~The North Remembers~

494 17 0
                                    


Während ich fiel, träume ich. Winterfell lag erneut vor mir, die eisernen Tore öffneten sich einen Spaltbreit. Schnee fiel unablässig, bedeckt sämtliche Türme der Festung. In der Ferne ertönte das Heulen einiger Wölfe. Wir befanden uns im tiefsten Winter. Ich erinnerte mich an diese Zeit, auch wenn sie bereits Jahre zurücklag. Man hatte uns damals prophezeit, dass dieser Winter Jahre andauern würde, eine zweite lange Nacht. Aber dies war nicht der Fall gewesen. So schnell wie er gekommen war, so schnell war der Winter auch wieder gegangen. Der folgende Sommer war heißer gewesen, als je zuvor und doch würde es noch Jahre bis zu dem falschen Frühling dauern.

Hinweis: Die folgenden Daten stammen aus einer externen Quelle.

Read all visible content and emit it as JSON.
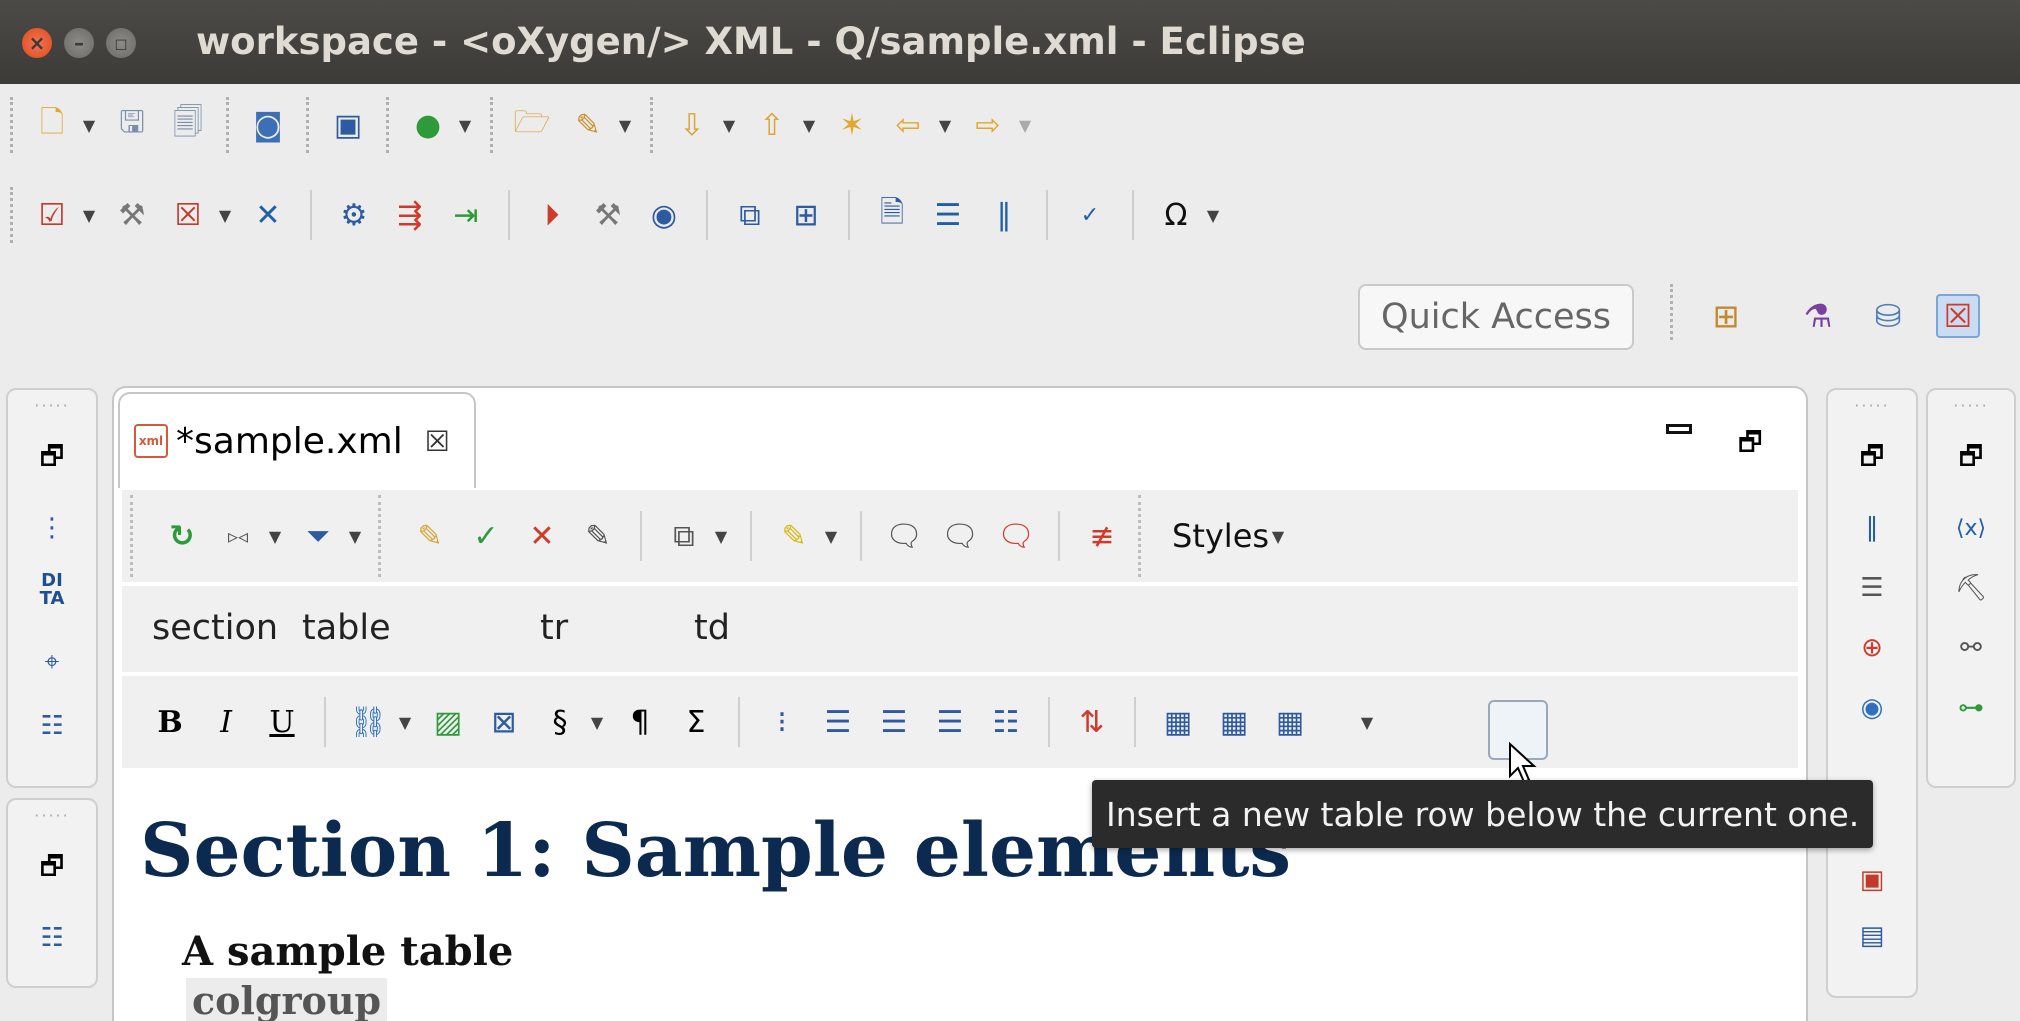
{
  "window": {
    "title": "workspace - <oXygen/> XML - Q/sample.xml - Eclipse",
    "buttons": {
      "close": "×",
      "minimize": "–",
      "maximize": "◻"
    }
  },
  "toolbar_main": {
    "row1_icons": [
      "new-file-icon",
      "save-icon",
      "save-all-icon",
      "refresh-icon",
      "monitor-icon",
      "run-icon",
      "open-folder-icon",
      "pen-icon",
      "next-annotation-icon",
      "previous-annotation-icon",
      "last-edit-icon",
      "back-icon",
      "forward-icon"
    ],
    "row2_icons": [
      "validate-icon",
      "configure-icon",
      "validate-all-icon",
      "delete-icon",
      "xml-settings-icon",
      "transform-icon",
      "apply-icon",
      "run-transform-icon",
      "debug-icon",
      "run-debug-icon",
      "compare-icon",
      "diff-icon",
      "document-icon",
      "format-indent-icon",
      "comment-icon",
      "spell-check-icon"
    ],
    "omega": "Ω"
  },
  "quick_access": {
    "label": "Quick Access",
    "perspectives": [
      "open-perspective-icon",
      "debug-perspective-icon",
      "database-perspective-icon",
      "xml-perspective-icon"
    ]
  },
  "editor": {
    "tab_label": "*sample.xml",
    "tab_icon_text": "xml",
    "tab_close": "☒",
    "styles_label": "Styles",
    "breadcrumb": [
      "section",
      "table",
      "tr",
      "td"
    ],
    "format_glyphs": {
      "bold": "B",
      "italic": "I",
      "underline": "U",
      "section": "§",
      "pilcrow": "¶",
      "sigma": "Σ"
    },
    "tooltip": "Insert a new table row below the current one.",
    "content": {
      "section_title": "Section 1: Sample elements",
      "table_title": "A sample table",
      "colgroup": "colgroup"
    }
  },
  "left_trim": {
    "dita_label": "DI\nTA"
  },
  "colors": {
    "titlebar": "#3c3b37",
    "title_text": "#dfdbd2",
    "heading": "#0c2a4f",
    "tooltip_bg": "#2b2b2b"
  }
}
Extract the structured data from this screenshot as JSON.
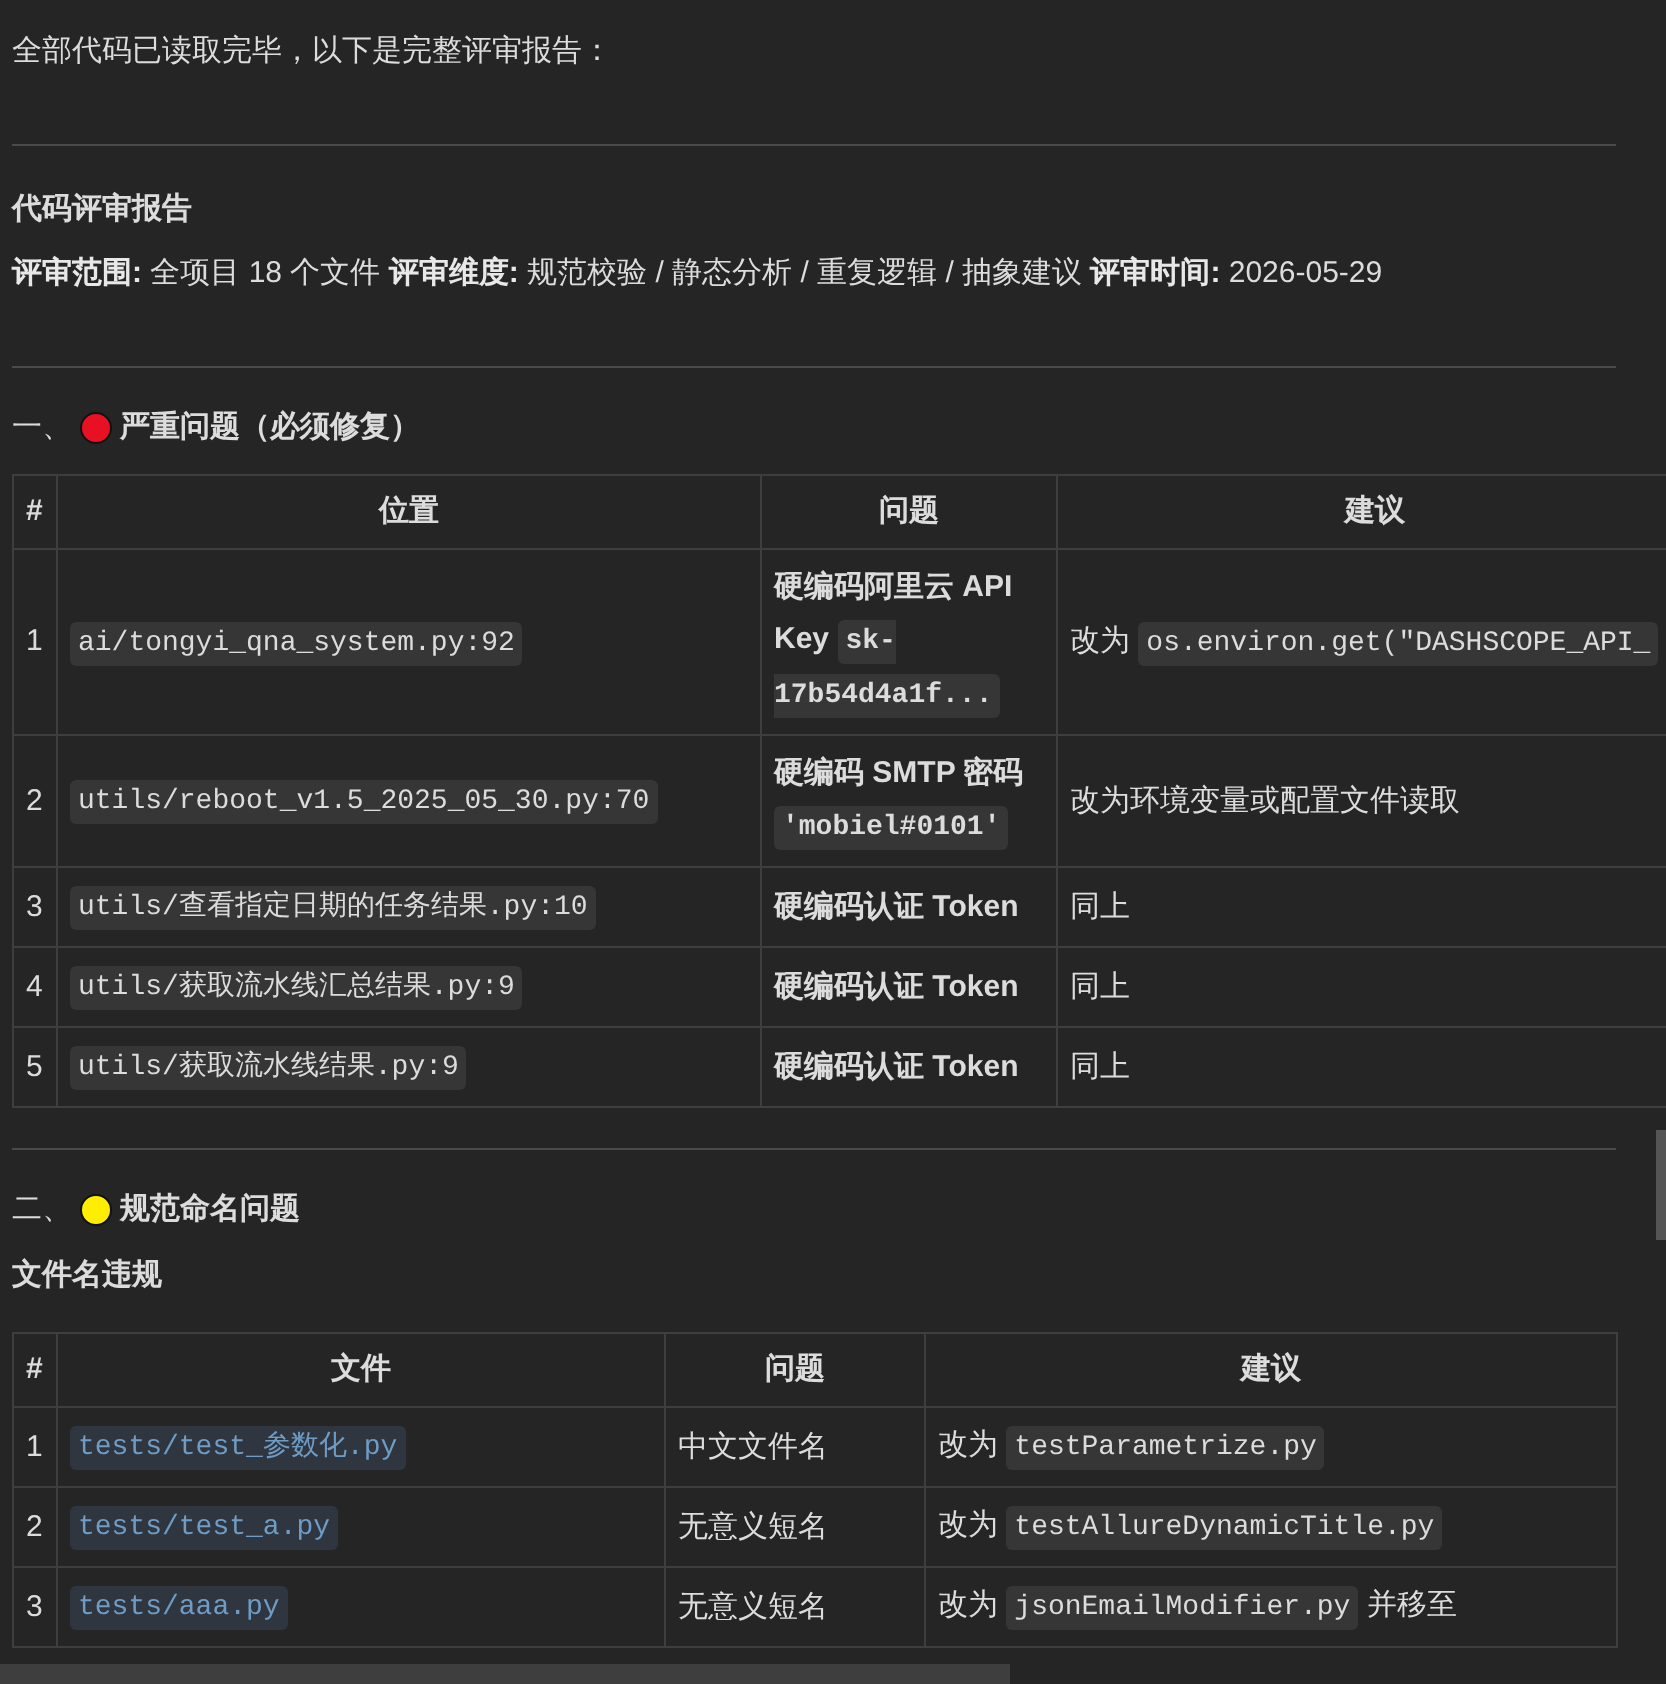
{
  "intro": "全部代码已读取完毕，以下是完整评审报告：",
  "report_title": "代码评审报告",
  "meta": "**评审范围:** 全项目 18 个文件 **评审维度:** 规范校验 / 静态分析 / 重复逻辑 / 抽象建议 **评审时间:** 2026-05-29",
  "sections": [
    {
      "number": "一、",
      "color": "#e81123",
      "title": "严重问题（必须修复）",
      "table": {
        "columns": [
          {
            "label": "#",
            "bold": false
          },
          {
            "label": "位置",
            "bold": false
          },
          {
            "label": "问题",
            "bold": true
          },
          {
            "label": "建议",
            "bold": false
          }
        ],
        "rows": [
          [
            [
              {
                "kind": "text",
                "text": "1"
              }
            ],
            [
              {
                "kind": "code",
                "text": "ai/tongyi_qna_system.py:92"
              }
            ],
            [
              {
                "kind": "text",
                "text": "硬编码阿里云 API Key "
              },
              {
                "kind": "code",
                "text": "sk-17b54d4a1f..."
              }
            ],
            [
              {
                "kind": "text",
                "text": "改为 "
              },
              {
                "kind": "code",
                "text": "os.environ.get(\"DASHSCOPE_API_"
              }
            ]
          ],
          [
            [
              {
                "kind": "text",
                "text": "2"
              }
            ],
            [
              {
                "kind": "code",
                "text": "utils/reboot_v1.5_2025_05_30.py:70"
              }
            ],
            [
              {
                "kind": "text",
                "text": "硬编码 SMTP 密码 "
              },
              {
                "kind": "code",
                "text": "'mobiel#0101'"
              }
            ],
            [
              {
                "kind": "text",
                "text": "改为环境变量或配置文件读取"
              }
            ]
          ],
          [
            [
              {
                "kind": "text",
                "text": "3"
              }
            ],
            [
              {
                "kind": "code",
                "text": "utils/查看指定日期的任务结果.py:10"
              }
            ],
            [
              {
                "kind": "text",
                "text": "硬编码认证 Token"
              }
            ],
            [
              {
                "kind": "text",
                "text": "同上"
              }
            ]
          ],
          [
            [
              {
                "kind": "text",
                "text": "4"
              }
            ],
            [
              {
                "kind": "code",
                "text": "utils/获取流水线汇总结果.py:9"
              }
            ],
            [
              {
                "kind": "text",
                "text": "硬编码认证 Token"
              }
            ],
            [
              {
                "kind": "text",
                "text": "同上"
              }
            ]
          ],
          [
            [
              {
                "kind": "text",
                "text": "5"
              }
            ],
            [
              {
                "kind": "code",
                "text": "utils/获取流水线结果.py:9"
              }
            ],
            [
              {
                "kind": "text",
                "text": "硬编码认证 Token"
              }
            ],
            [
              {
                "kind": "text",
                "text": "同上"
              }
            ]
          ]
        ]
      }
    },
    {
      "number": "二、",
      "color": "#ffee00",
      "title": "规范命名问题",
      "subtitle": "文件名违规",
      "table": {
        "columns": [
          {
            "label": "#",
            "bold": false
          },
          {
            "label": "文件",
            "bold": false
          },
          {
            "label": "问题",
            "bold": false
          },
          {
            "label": "建议",
            "bold": false
          }
        ],
        "rows": [
          [
            [
              {
                "kind": "text",
                "text": "1"
              }
            ],
            [
              {
                "kind": "link_code",
                "text": "tests/test_参数化.py"
              }
            ],
            [
              {
                "kind": "text",
                "text": "中文文件名"
              }
            ],
            [
              {
                "kind": "text",
                "text": "改为 "
              },
              {
                "kind": "code",
                "text": "testParametrize.py"
              }
            ]
          ],
          [
            [
              {
                "kind": "text",
                "text": "2"
              }
            ],
            [
              {
                "kind": "link_code",
                "text": "tests/test_a.py"
              }
            ],
            [
              {
                "kind": "text",
                "text": "无意义短名"
              }
            ],
            [
              {
                "kind": "text",
                "text": "改为 "
              },
              {
                "kind": "code",
                "text": "testAllureDynamicTitle.py"
              }
            ]
          ],
          [
            [
              {
                "kind": "text",
                "text": "3"
              }
            ],
            [
              {
                "kind": "link_code",
                "text": "tests/aaa.py"
              }
            ],
            [
              {
                "kind": "text",
                "text": "无意义短名"
              }
            ],
            [
              {
                "kind": "text",
                "text": "改为 "
              },
              {
                "kind": "code",
                "text": "jsonEmailModifier.py"
              },
              {
                "kind": "text",
                "text": " 并移至"
              }
            ]
          ]
        ]
      }
    }
  ]
}
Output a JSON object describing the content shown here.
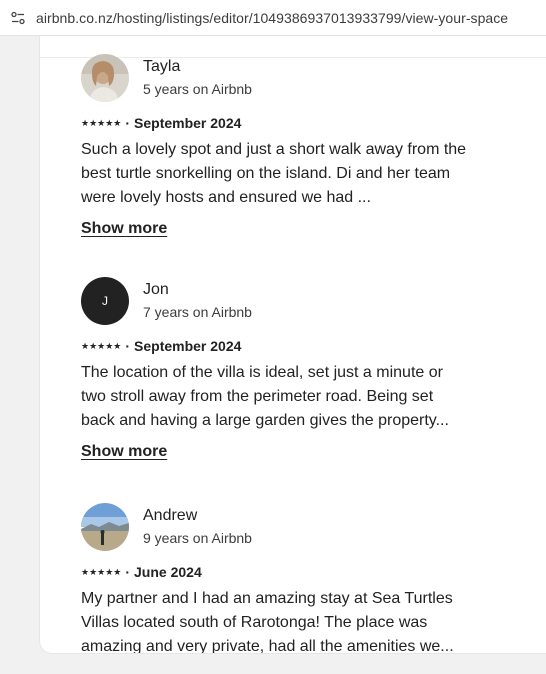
{
  "browser": {
    "url": "airbnb.co.nz/hosting/listings/editor/1049386937013933799/view-your-space"
  },
  "reviews": [
    {
      "name": "Tayla",
      "tenure": "5 years on Airbnb",
      "stars": "★★★★★",
      "date": "September 2024",
      "text": "Such a lovely spot and just a short walk away from the best turtle snorkelling on the island. Di and her team were lovely hosts and ensured we had ...",
      "show_more": "Show more",
      "avatar_type": "photo"
    },
    {
      "name": "Jon",
      "tenure": "7 years on Airbnb",
      "stars": "★★★★★",
      "date": "September 2024",
      "text": "The location of the villa is ideal, set just a minute or two stroll away from the perimeter road. Being set back and having a large garden gives the property...",
      "show_more": "Show more",
      "avatar_initial": "J",
      "avatar_type": "initial"
    },
    {
      "name": "Andrew",
      "tenure": "9 years on Airbnb",
      "stars": "★★★★★",
      "date": "June 2024",
      "text": "My partner and I had an amazing stay at Sea Turtles Villas located south of Rarotonga! The place was amazing and very private, had all the amenities we...",
      "avatar_type": "photo"
    }
  ],
  "separator": "·",
  "colors": {
    "text": "#222222",
    "avatar_dark": "#222222",
    "page_bg": "#f1f1f1"
  }
}
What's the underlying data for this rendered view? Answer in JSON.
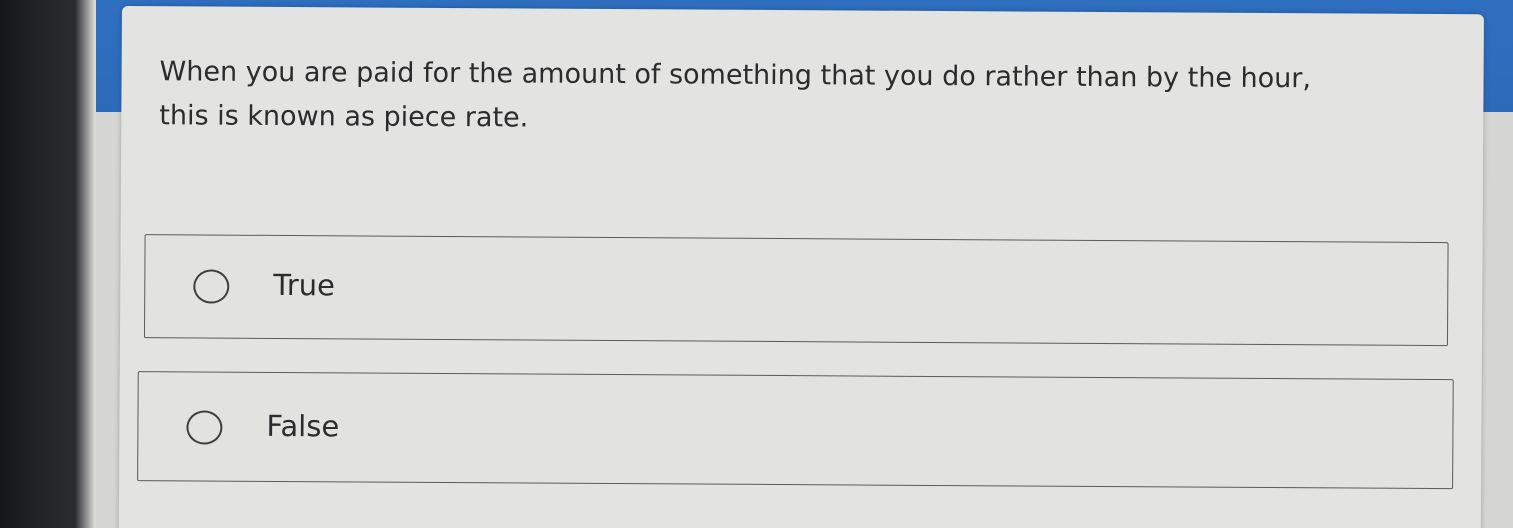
{
  "question": {
    "line1": "When you are paid for the amount of something that you do rather than by the hour,",
    "line2": "this is known as piece rate."
  },
  "options": [
    {
      "label": "True",
      "selected": false
    },
    {
      "label": "False",
      "selected": false
    }
  ],
  "colors": {
    "accent_band": "#2f6fc0",
    "card_background": "#e3e3e1",
    "option_border": "#5a5b5d",
    "text": "#2b2c2e"
  }
}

"Lyanna", eine Stimme ließ mich herumfahren und doch war nicht ich es, die angesprochen wurde. Ein Junge nährte sich dem Vorplatz von Winterfell. Er konnte nicht älter als 16 sein. Seine Kleidung war schlicht und doch gut gearbeitet. Er versuchte ernst auszusehen, dennoch war ein wenig Belustigung in seinen Augen zu erkennen. Der Junge, Brandon Stark, hatte sich vor einem etwa 10jährigen Mädchen aufgebaut, welches zerknirscht einen Gegenstand hinter ihrem Rücken versteckte.

"Maester Luwin sucht dich bereits. Du bist wieder nicht zum Unterricht erschienen." Das Mädchen mit den dunklen Haaren trat von einem Fuß auf den anderen und sah vor sich auf den Boden. Anstatt weiterzusprechen seufzte Brandon und streckte seine Hand in ihre Richtung aus. Er zog eine Augenbraue hoch. Das Mädchen wartete noch einen Moment, dann holte sie den Gegenstand hinter ihrem Rücken hervor und übergab ihn Brandon. Es handelte sich um ein Schwert aus der Schmiede Winterfells.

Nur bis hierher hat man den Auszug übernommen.